You might have this vision in your head of Billy Bob or Tyrone setting up bold, persistent experimentation in small fields or large rooms in ghetto houses or trailer parks from Lake Providence to Creole, coming up with Tabasco or doberge-flavored weed and marketing it through corner grocery stores in some sort of a Norman Rockwell-style small-business renaissance, and I’m here to tell you that is a complete fantasy.

Instead, the big shots sitting around that table will come up with a small number of licenses for growing and distributing marijuana, just like they arrived at the arbitrary number of 15 casino licenses when casino gambling was Louisiana’s path to easy prosperity (remember how that worked out, y’all), and then it’s going to be rich out-of-state weed tycoons and seedy inside Capitol players who will rake in all the money.

And Billy Bob and Tyrone will remain outlaws, because they won’t be rich or connected enough to get licenses.

Before long you’ll have to have a horticulture degree from somewhere before they’ll even let you apply for a license, which wouldn’t seem too hard – every one of Louisiana’s 14 public universities will be adding horticulture majors to their offerings, in order to horn in on the action – but those requirements will get more and more stringent in a breathtaking amount of time.

And at the end of the day all you’ll have done is provided one more closed-loop industry harder to succeed in for Louisianans than in other states.

Particularly when Arkansas, Mississippi, Texas, Alabama or whatever other neighboring states get in on weed legalization and proceed to do things exactly opposite of how Louisiana does them.

You can’t change the unsuccessful culture of Louisiana’s poor areas through legislation. I agree with that.
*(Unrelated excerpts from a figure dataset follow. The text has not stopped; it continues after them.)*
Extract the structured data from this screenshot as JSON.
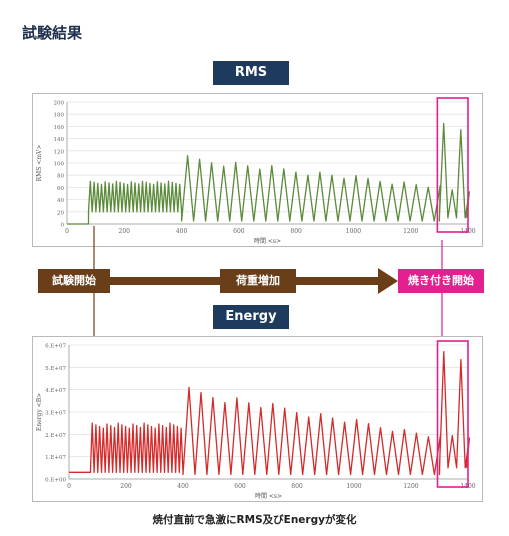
{
  "page": {
    "title": "試験結果",
    "caption": "焼付直前で急激にRMS及びEnergyが変化"
  },
  "timeline": {
    "start_label": "試験開始",
    "load_label": "荷重増加",
    "burn_label": "焼き付き開始"
  },
  "colors": {
    "header": "#1e3a5c",
    "arrow": "#6b3e1a",
    "highlight": "#e3208f",
    "rms_line": "#5b8a3a",
    "energy_line": "#d42a2a"
  },
  "chart_data": [
    {
      "id": "rms",
      "header": "RMS",
      "type": "line",
      "xlabel": "時間 <s>",
      "ylabel": "RMS <mV>",
      "xlim": [
        0,
        1400
      ],
      "ylim": [
        0,
        200
      ],
      "xticks": [
        0,
        200,
        400,
        600,
        800,
        1000,
        1200,
        1400
      ],
      "xtick_labels": [
        "0",
        "200",
        "400",
        "600",
        "800",
        "1000",
        "1200",
        "1400"
      ],
      "yticks": [
        0,
        20,
        40,
        60,
        80,
        100,
        120,
        140,
        160,
        180,
        200
      ],
      "ytick_labels": [
        "0",
        "20",
        "40",
        "60",
        "80",
        "100",
        "120",
        "140",
        "160",
        "180",
        "200"
      ],
      "segments": [
        {
          "t0": 0,
          "t1": 75,
          "pattern": "flat",
          "base": 0
        },
        {
          "t0": 75,
          "t1": 400,
          "pattern": "osc",
          "period": 13,
          "lo": 20,
          "hi": 70
        },
        {
          "t0": 400,
          "t1": 1300,
          "pattern": "osc",
          "period": 42,
          "lo": 5,
          "hi_start": 112,
          "hi_end": 62
        },
        {
          "t0": 1300,
          "t1": 1395,
          "pattern": "burst",
          "period": 30,
          "lo": 10,
          "hi": 165
        }
      ],
      "highlight_range": [
        1300,
        1400
      ]
    },
    {
      "id": "energy",
      "header": "Energy",
      "type": "line",
      "xlabel": "時間 <s>",
      "ylabel": "Energy <B>",
      "xlim": [
        0,
        1400
      ],
      "ylim": [
        0,
        60000000
      ],
      "xticks": [
        0,
        200,
        400,
        600,
        800,
        1000,
        1200,
        1400
      ],
      "xtick_labels": [
        "0",
        "200",
        "400",
        "600",
        "800",
        "1000",
        "1200",
        "1400"
      ],
      "yticks": [
        0,
        10000000,
        20000000,
        30000000,
        40000000,
        50000000,
        60000000
      ],
      "ytick_labels": [
        "0.E+00",
        "1.E+07",
        "2.E+07",
        "3.E+07",
        "4.E+07",
        "5.E+07",
        "6.E+07"
      ],
      "segments": [
        {
          "t0": 0,
          "t1": 75,
          "pattern": "flat",
          "base": 3000000
        },
        {
          "t0": 75,
          "t1": 400,
          "pattern": "osc",
          "period": 13,
          "lo": 3000000,
          "hi": 25000000
        },
        {
          "t0": 400,
          "t1": 1300,
          "pattern": "osc",
          "period": 42,
          "lo": 2000000,
          "hi_start": 41000000,
          "hi_end": 19000000
        },
        {
          "t0": 1300,
          "t1": 1395,
          "pattern": "burst",
          "period": 30,
          "lo": 5000000,
          "hi": 57000000
        }
      ],
      "highlight_range": [
        1300,
        1400
      ]
    }
  ]
}
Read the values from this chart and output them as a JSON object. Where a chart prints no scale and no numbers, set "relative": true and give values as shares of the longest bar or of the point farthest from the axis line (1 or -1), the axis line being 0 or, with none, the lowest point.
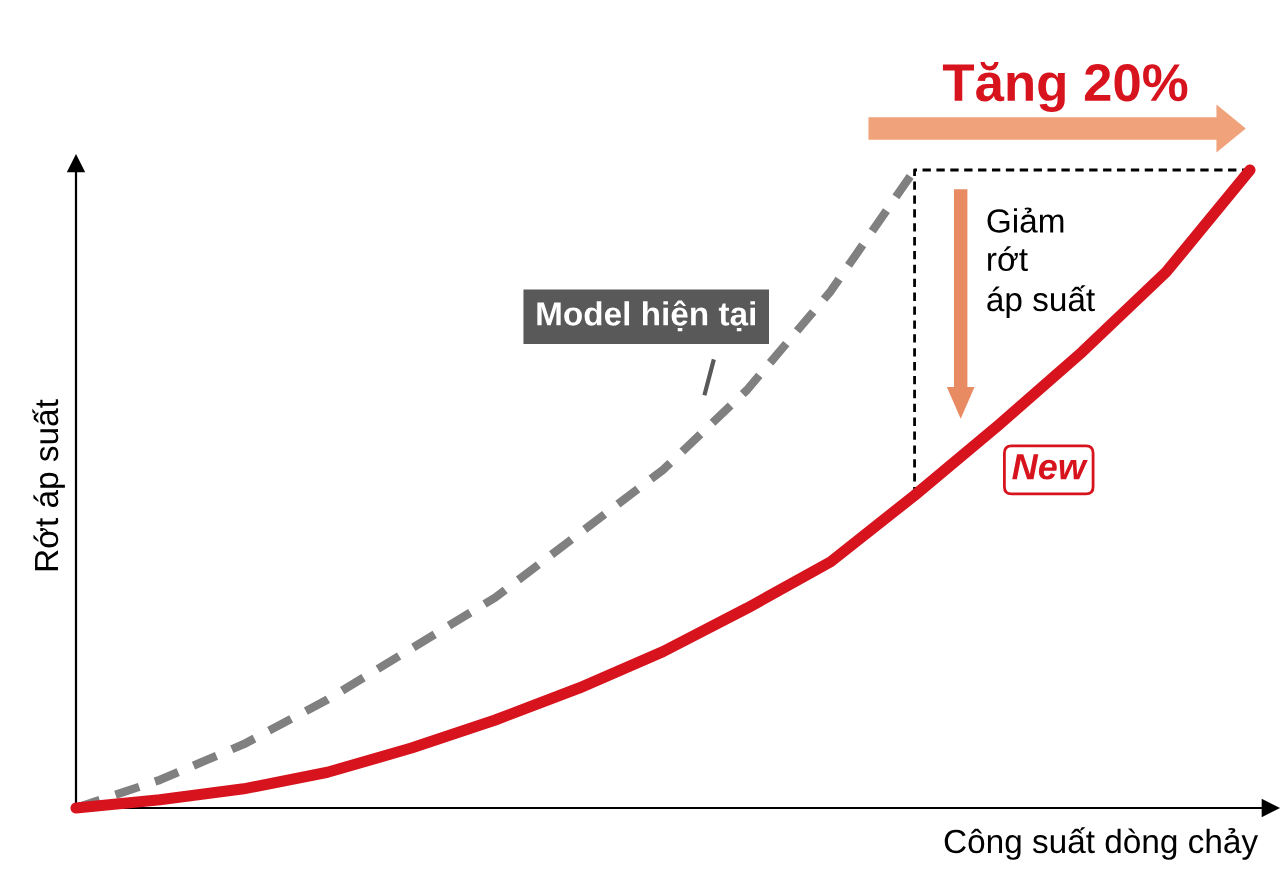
{
  "chart_data": {
    "type": "line",
    "relative": true,
    "xlabel": "Công suất dòng chảy",
    "ylabel": "Rớt áp suất",
    "categories": [
      null,
      null,
      null,
      null,
      null,
      null,
      null,
      null,
      null,
      null,
      null,
      null,
      null,
      null,
      null
    ],
    "series": [
      {
        "name": "Model hiện tại",
        "color": "#808080",
        "line_style": "dashed",
        "values": [
          0,
          0.044,
          0.1,
          0.17,
          0.25,
          0.33,
          0.43,
          0.53,
          0.655,
          0.81,
          1.0,
          null,
          null,
          null,
          null
        ]
      },
      {
        "name": "New",
        "color": "#d7141e",
        "line_style": "solid",
        "values": [
          0,
          0.013,
          0.03,
          0.056,
          0.094,
          0.138,
          0.188,
          0.245,
          0.313,
          0.386,
          0.49,
          0.6,
          0.715,
          0.84,
          1.0
        ]
      }
    ],
    "annotations": [
      "Tăng 20%",
      "Giảm\nrớt\náp suất"
    ],
    "grid": false,
    "marker": "none"
  }
}
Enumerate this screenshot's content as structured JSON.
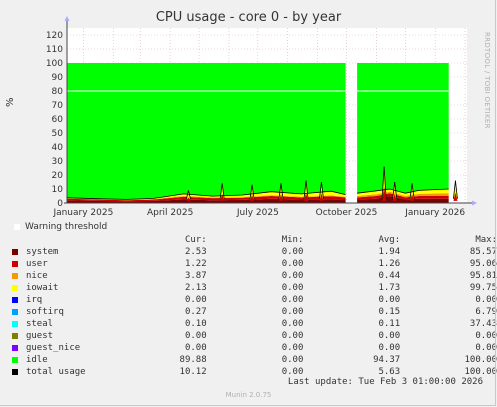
{
  "title": "CPU usage - core 0 - by year",
  "side_label": "RRDTOOL / TOBI OETIKER",
  "warning_label": "Warning threshold",
  "legend_headers": {
    "cur": "Cur:",
    "min": "Min:",
    "avg": "Avg:",
    "max": "Max:"
  },
  "legend": [
    {
      "name": "system",
      "color": "#7a0000",
      "cur": "2.53",
      "min": "0.00",
      "avg": "1.94",
      "max": "85.57"
    },
    {
      "name": "user",
      "color": "#cc0000",
      "cur": "1.22",
      "min": "0.00",
      "avg": "1.26",
      "max": "95.06"
    },
    {
      "name": "nice",
      "color": "#f59a00",
      "cur": "3.87",
      "min": "0.00",
      "avg": "0.44",
      "max": "95.81"
    },
    {
      "name": "iowait",
      "color": "#ffff00",
      "cur": "2.13",
      "min": "0.00",
      "avg": "1.73",
      "max": "99.75"
    },
    {
      "name": "irq",
      "color": "#0000ff",
      "cur": "0.00",
      "min": "0.00",
      "avg": "0.00",
      "max": "0.00"
    },
    {
      "name": "softirq",
      "color": "#00a0ff",
      "cur": "0.27",
      "min": "0.00",
      "avg": "0.15",
      "max": "6.79"
    },
    {
      "name": "steal",
      "color": "#00ffff",
      "cur": "0.10",
      "min": "0.00",
      "avg": "0.11",
      "max": "37.43"
    },
    {
      "name": "guest",
      "color": "#808000",
      "cur": "0.00",
      "min": "0.00",
      "avg": "0.00",
      "max": "0.00"
    },
    {
      "name": "guest_nice",
      "color": "#8000ff",
      "cur": "0.00",
      "min": "0.00",
      "avg": "0.00",
      "max": "0.00"
    },
    {
      "name": "idle",
      "color": "#00ff00",
      "cur": "89.88",
      "min": "0.00",
      "avg": "94.37",
      "max": "100.00"
    },
    {
      "name": "total usage",
      "color": "#000000",
      "cur": "10.12",
      "min": "0.00",
      "avg": "5.63",
      "max": "100.00"
    }
  ],
  "last_update": "Last update: Tue Feb  3 01:00:00 2026",
  "footer": "Munin 2.0.75",
  "chart_data": {
    "type": "area",
    "title": "CPU usage - core 0 - by year",
    "ylabel": "%",
    "xlabel": "",
    "ylim": [
      0,
      125
    ],
    "yticks": [
      0,
      10,
      20,
      30,
      40,
      50,
      60,
      70,
      80,
      90,
      100,
      110,
      120
    ],
    "xlim": [
      "2024-12-15",
      "2026-02-03"
    ],
    "xticks": [
      {
        "label": "January 2025",
        "date": "2025-01-01"
      },
      {
        "label": "April 2025",
        "date": "2025-04-01"
      },
      {
        "label": "July 2025",
        "date": "2025-07-01"
      },
      {
        "label": "October 2025",
        "date": "2025-10-01"
      },
      {
        "label": "January 2026",
        "date": "2026-01-01"
      }
    ],
    "warning_threshold": 80,
    "gaps": [
      [
        "2025-10-01",
        "2025-10-12"
      ],
      [
        "2026-01-28",
        "2026-01-30"
      ]
    ],
    "grid": true,
    "stacked": true,
    "series": [
      {
        "name": "system",
        "color": "#7a0000",
        "points": [
          [
            "2024-12-15",
            2
          ],
          [
            "2025-01-15",
            1.5
          ],
          [
            "2025-02-15",
            1.2
          ],
          [
            "2025-03-15",
            1.5
          ],
          [
            "2025-04-15",
            2.5
          ],
          [
            "2025-05-15",
            2
          ],
          [
            "2025-06-15",
            2.2
          ],
          [
            "2025-07-15",
            3
          ],
          [
            "2025-08-15",
            2.5
          ],
          [
            "2025-09-15",
            2.8
          ],
          [
            "2025-09-30",
            2.5
          ],
          [
            "2025-10-12",
            2.5
          ],
          [
            "2025-11-01",
            3
          ],
          [
            "2025-11-15",
            5
          ],
          [
            "2025-12-01",
            2.5
          ],
          [
            "2025-12-15",
            3
          ],
          [
            "2026-01-15",
            3
          ],
          [
            "2026-02-03",
            2.5
          ]
        ]
      },
      {
        "name": "user",
        "color": "#cc0000",
        "points": [
          [
            "2024-12-15",
            1
          ],
          [
            "2025-01-15",
            1
          ],
          [
            "2025-02-15",
            0.8
          ],
          [
            "2025-03-15",
            1
          ],
          [
            "2025-04-15",
            2
          ],
          [
            "2025-05-15",
            1.5
          ],
          [
            "2025-06-15",
            1.5
          ],
          [
            "2025-07-15",
            2
          ],
          [
            "2025-08-15",
            1.5
          ],
          [
            "2025-09-15",
            2
          ],
          [
            "2025-09-30",
            1.5
          ],
          [
            "2025-10-12",
            1.5
          ],
          [
            "2025-11-01",
            2
          ],
          [
            "2025-11-15",
            2
          ],
          [
            "2025-12-01",
            1.5
          ],
          [
            "2025-12-15",
            2
          ],
          [
            "2026-01-15",
            2
          ],
          [
            "2026-02-03",
            1.2
          ]
        ]
      },
      {
        "name": "nice",
        "color": "#f59a00",
        "points": [
          [
            "2024-12-15",
            0.2
          ],
          [
            "2025-01-15",
            0.2
          ],
          [
            "2025-02-15",
            0.2
          ],
          [
            "2025-03-15",
            0.3
          ],
          [
            "2025-04-15",
            0.5
          ],
          [
            "2025-05-15",
            0.4
          ],
          [
            "2025-06-15",
            0.5
          ],
          [
            "2025-07-15",
            0.6
          ],
          [
            "2025-08-15",
            0.5
          ],
          [
            "2025-09-15",
            0.6
          ],
          [
            "2025-09-30",
            0.5
          ],
          [
            "2025-10-12",
            1
          ],
          [
            "2025-11-01",
            1.2
          ],
          [
            "2025-11-15",
            1
          ],
          [
            "2025-12-01",
            1
          ],
          [
            "2025-12-15",
            1.5
          ],
          [
            "2026-01-15",
            2
          ],
          [
            "2026-02-03",
            3.9
          ]
        ]
      },
      {
        "name": "iowait",
        "color": "#ffff00",
        "points": [
          [
            "2024-12-15",
            0.5
          ],
          [
            "2025-01-15",
            0.4
          ],
          [
            "2025-02-15",
            0.4
          ],
          [
            "2025-03-15",
            0.5
          ],
          [
            "2025-04-15",
            1.5
          ],
          [
            "2025-05-15",
            1
          ],
          [
            "2025-06-15",
            1.5
          ],
          [
            "2025-07-15",
            2.5
          ],
          [
            "2025-08-15",
            2
          ],
          [
            "2025-09-15",
            3
          ],
          [
            "2025-09-30",
            1.5
          ],
          [
            "2025-10-12",
            2
          ],
          [
            "2025-11-01",
            2.5
          ],
          [
            "2025-11-15",
            2
          ],
          [
            "2025-12-01",
            2
          ],
          [
            "2025-12-15",
            2.5
          ],
          [
            "2026-01-15",
            3
          ],
          [
            "2026-02-03",
            2.1
          ]
        ]
      },
      {
        "name": "idle",
        "color": "#00ff00",
        "points": [
          [
            "2024-12-15",
            96.3
          ],
          [
            "2025-01-15",
            96.9
          ],
          [
            "2025-02-15",
            97.4
          ],
          [
            "2025-03-15",
            96.7
          ],
          [
            "2025-04-15",
            93.5
          ],
          [
            "2025-05-15",
            95.1
          ],
          [
            "2025-06-15",
            94.3
          ],
          [
            "2025-07-15",
            91.9
          ],
          [
            "2025-08-15",
            93.5
          ],
          [
            "2025-09-15",
            91.6
          ],
          [
            "2025-09-30",
            94
          ],
          [
            "2025-10-12",
            93
          ],
          [
            "2025-11-01",
            91.3
          ],
          [
            "2025-11-15",
            90
          ],
          [
            "2025-12-01",
            93
          ],
          [
            "2025-12-15",
            91
          ],
          [
            "2026-01-15",
            90
          ],
          [
            "2026-02-03",
            89.9
          ]
        ]
      },
      {
        "name": "total usage",
        "color": "#000000",
        "points": [
          [
            "2024-12-15",
            3.7
          ],
          [
            "2025-01-15",
            3.1
          ],
          [
            "2025-02-15",
            2.6
          ],
          [
            "2025-03-15",
            3.3
          ],
          [
            "2025-04-15",
            6.5
          ],
          [
            "2025-05-15",
            4.9
          ],
          [
            "2025-06-15",
            5.7
          ],
          [
            "2025-07-15",
            8.1
          ],
          [
            "2025-08-15",
            6.5
          ],
          [
            "2025-09-15",
            8.4
          ],
          [
            "2025-09-30",
            6
          ],
          [
            "2025-10-12",
            7
          ],
          [
            "2025-11-01",
            8.7
          ],
          [
            "2025-11-15",
            10
          ],
          [
            "2025-12-01",
            7
          ],
          [
            "2025-12-15",
            9
          ],
          [
            "2026-01-15",
            10
          ],
          [
            "2026-02-03",
            10.1
          ]
        ]
      }
    ],
    "spikes": [
      {
        "date": "2025-04-20",
        "total": 9
      },
      {
        "date": "2025-05-25",
        "total": 14
      },
      {
        "date": "2025-06-25",
        "total": 13
      },
      {
        "date": "2025-07-25",
        "total": 14
      },
      {
        "date": "2025-08-20",
        "total": 16
      },
      {
        "date": "2025-09-05",
        "total": 15
      },
      {
        "date": "2025-11-09",
        "total": 26
      },
      {
        "date": "2025-11-20",
        "total": 15
      },
      {
        "date": "2025-12-08",
        "total": 14
      },
      {
        "date": "2026-01-22",
        "total": 16
      }
    ]
  }
}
But you also can’t change Louisiana’s unsuccessful capitol culture by writing a bill, either, and that unsuccessful capitol culture is going to insure that marijuana legalization gives the state’s people all the negative societal effects of widespread marijuana use with none of the economic benefits as they’re locked up tight among the connected crowd and the out-of-state richies who buy their way in using the cash rolled up in their carpetbags.

It’s almost assuredly going to be a disaster, and the people advocating for it are almost assuredly going to run for the hills when everybody starts to realize they’ve turned the weed industry into the same monster the river pilots and nursing home operators have become.

But hey – by then nobody will care, because the haze which covers the Bayou State will simply wash all the worries away. Right?